A brief history of Bitcoin: 2015–2021

Coincub
4 min readJul 26, 2021

Welcome to Part 2 of our brief history of Bitcoin! In this post, we’ll be covering 2015 to now. Want to go back to the beginning? Part 1, Bitcoin from 2008–2014 can be found here.

In our last post, we left off right after the Mt. Gox fiasco. The bitcoin community was in disarray, and more than a few pundits predicted that this was finally the end.

They might have known better. Over its history, bitcoin has been declared dead 400+ times. Not too shabby for a currency that’s currently only 12 years old.

The Mt. Gox hack did little to dissuade people from adopting Bitcoin. In 2015, an estimated 160,000 merchants were using bitcoin. In 2016 the number of bitcoin ATMs jumped to 700+. A major hurdle was cleared when the Cabinet of Japan recognized virtual currencies as having a function similar to real money.

The ICO (initial coin offering) craze hit in 2017. The crypto economy was suddenly awash in capital. A speculative bubble emerged around Ethereum-based cryptocurrency projects. Instead of turning to traditional methods of fundraising like venture capital or banks, startups would create a cryptocurrency and sell it to raise money. Founders crowdsourced enormous amounts of money by selling tokens to investors. Some of the best-known ICOs raked in hundreds of millions, if not billions of dollars.

The ICO is a take on the traditional IPO, or initial public offering, where shares of a company are sold to investors. Unlike IPOs, which are subject to stringent regulation, ICOs were essentially free-for-alls, and founders could create money out of thin air.

The tokens generally had some proposed use, and investors hoped that a token bought for pennies would skyrocket in price, just as Bitcoin had.

While many founders were committed to their projects, plenty engaged in unethical behavior. One common strategy was the “pump and dump”, where founders and advocates would talk a token up until its price rose, and then dump their holdings, making off with a fortune while the price of the token crashed. Bitcoin lost its dominance in the crypto market as altcoins gained traction.

As interest in altcoins increased, the price of bitcoin skyrocketed, reaching just under $19,800 in December. The good times were not to last, and when the ICO bubble burst it would take bitcoin down with it.
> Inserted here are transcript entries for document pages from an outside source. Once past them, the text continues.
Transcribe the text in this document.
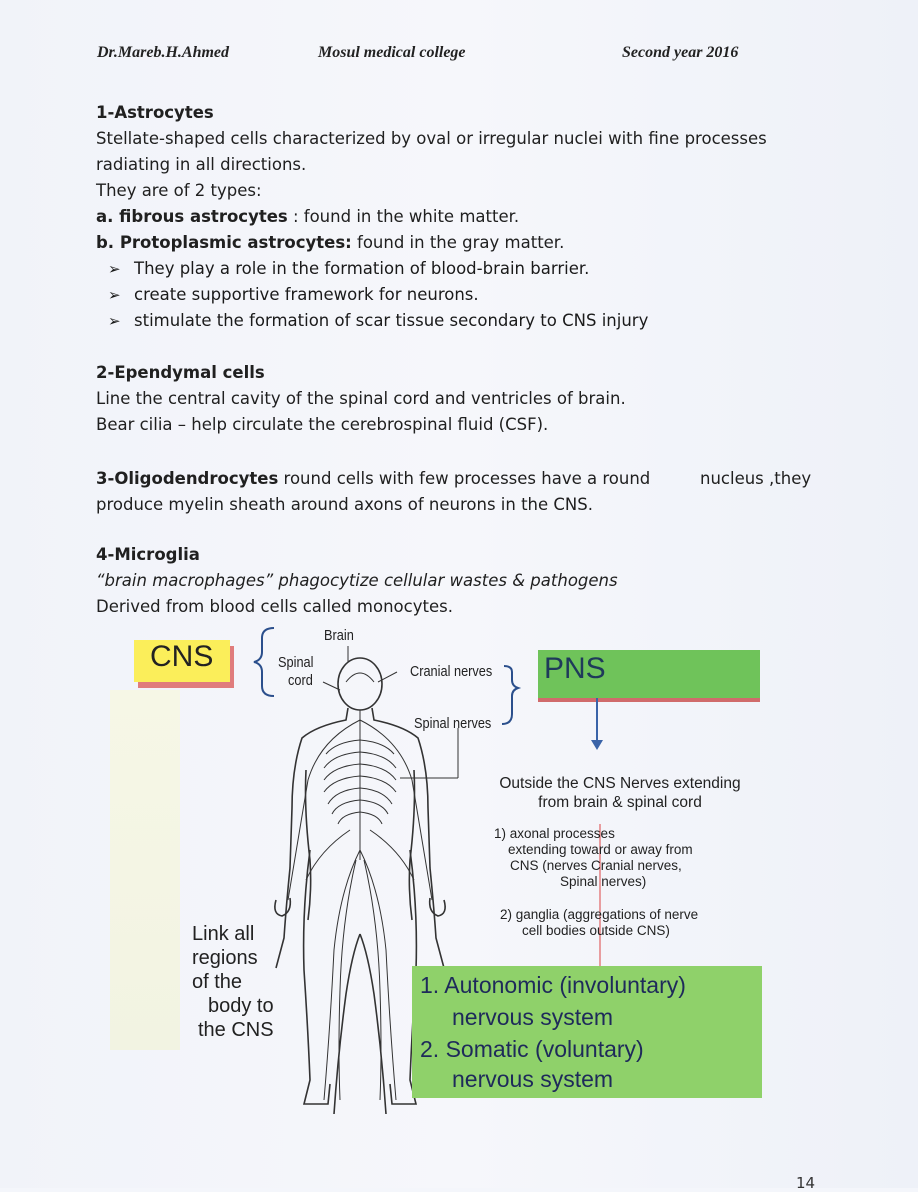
Dr.Mareb.H.Ahmed	Mosul medical college	Second year 2016
1-Astrocytes
Stellate-shaped cells characterized by oval or irregular nuclei with fine processes
radiating in all directions.
They are of 2 types:
a. fibrous astrocytes : found in the white matter.
b. Protoplasmic astrocytes: found in the gray matter.
➢ They play a role in the formation of blood-brain barrier.
➢ create supportive framework for neurons.
➢ stimulate the formation of scar tissue secondary to CNS injury
2-Ependymal cells
Line the central cavity of the spinal cord and ventricles of brain.
Bear cilia – help circulate the cerebrospinal fluid (CSF).
3-Oligodendrocytes round cells with few processes have a round	nucleus ,they
produce myelin sheath around axons of neurons in the CNS.
4-Microglia
“brain macrophages” phagocytize cellular wastes & pathogens
Derived from blood cells called monocytes.
CNS	PNS
Brain
Spinal
cord
Cranial nerves
Spinal nerves
Outside the CNS Nerves extending
from brain & spinal cord
1) axonal processes
extending toward or away from
CNS (nerves Cranial nerves,
Spinal nerves)
2) ganglia (aggregations of nerve
cell bodies outside CNS)
Link all
regions
of the
body to
the CNS
1. Autonomic (involuntary)
nervous system
2. Somatic (voluntary)
nervous system
14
Bitcoin prices plummeted in 2018 following a total ban on bitcoin trading in China. As the dust settled on the ICO bubble, countries moved to prevent financial crimes and further market manipulation by regulating cryptocurrencies. A staggering number of ICO projects failed, with nearly half of all ICOs launched in 2017 going under by February 2018. Only a few ICOs retained any value.

2018 was a rough year for the crypto economy. Plenty of people had been burned in the bubble referred to one magazine as the Widowmaker. The SEC forced some ICO projects to reimburse investors, but many who invested in failed projects never got their money back. Bitcoin’s price plummeted, going below $4,000 at one point.

Against this background of disillusionment, payment provider Stripe removed support for bitcoin due to problems with transaction times.

Things started looking up in 2019 when the Lightning network was installed, improving the speed of bitcoin transactions. 2019 was also the year of regulation, with financial agencies worldwide taking strong measures to control cryptocurrencies. Facebook attempted to launch its own cryptocurrency, Libra. The attempt failed due to regulatory pressure, but it did signal a renewed interest in cryptocurrencies by established corporate bodies.

The SEC continued to shoot down bitcoin Exchange Traded Funds (ETFs). This was due in part to the fund’s perceived failures to meet requirements around market manipulation. Funds also proved reluctant to comply with SEC-mandated surveillance measures. The SEC also cracked down on ICOs, suing several prominent projects. Exchanges, in turn, began pulling out of markets worldwide due to fear of regulatory crackdowns.

Just three years after the ICO craze, the price of bitcoin skyrocketed again. Due to a price collapse where bitcoin halved in value, combined with anxieties about the Covid-19 pandemic, buyers rushed to purchase Bitcoin. Several large investors bought millions in Bitcoin, and payment processor PayPal announced Bitcoin functionality for US users. The price of Bitcoin skyrocketed, and by April 2021 the price hit $63,000.

The price dropped down to $30,000 in relatively short order. Conversations about bitcoin’s environmental impact also intensified, with many publicly disavowing the cryptocurrency due to its carbon footprint.

Bitcoin reached a historic milestone when the Legislative Assembly of El Salvador voted to make Bitcoin legal tender. It’s difficult to overstate the impact of the El Salvador decision. There’s no knowing where Bitcoin is headed in the future, but it’s definitely going to be interesting.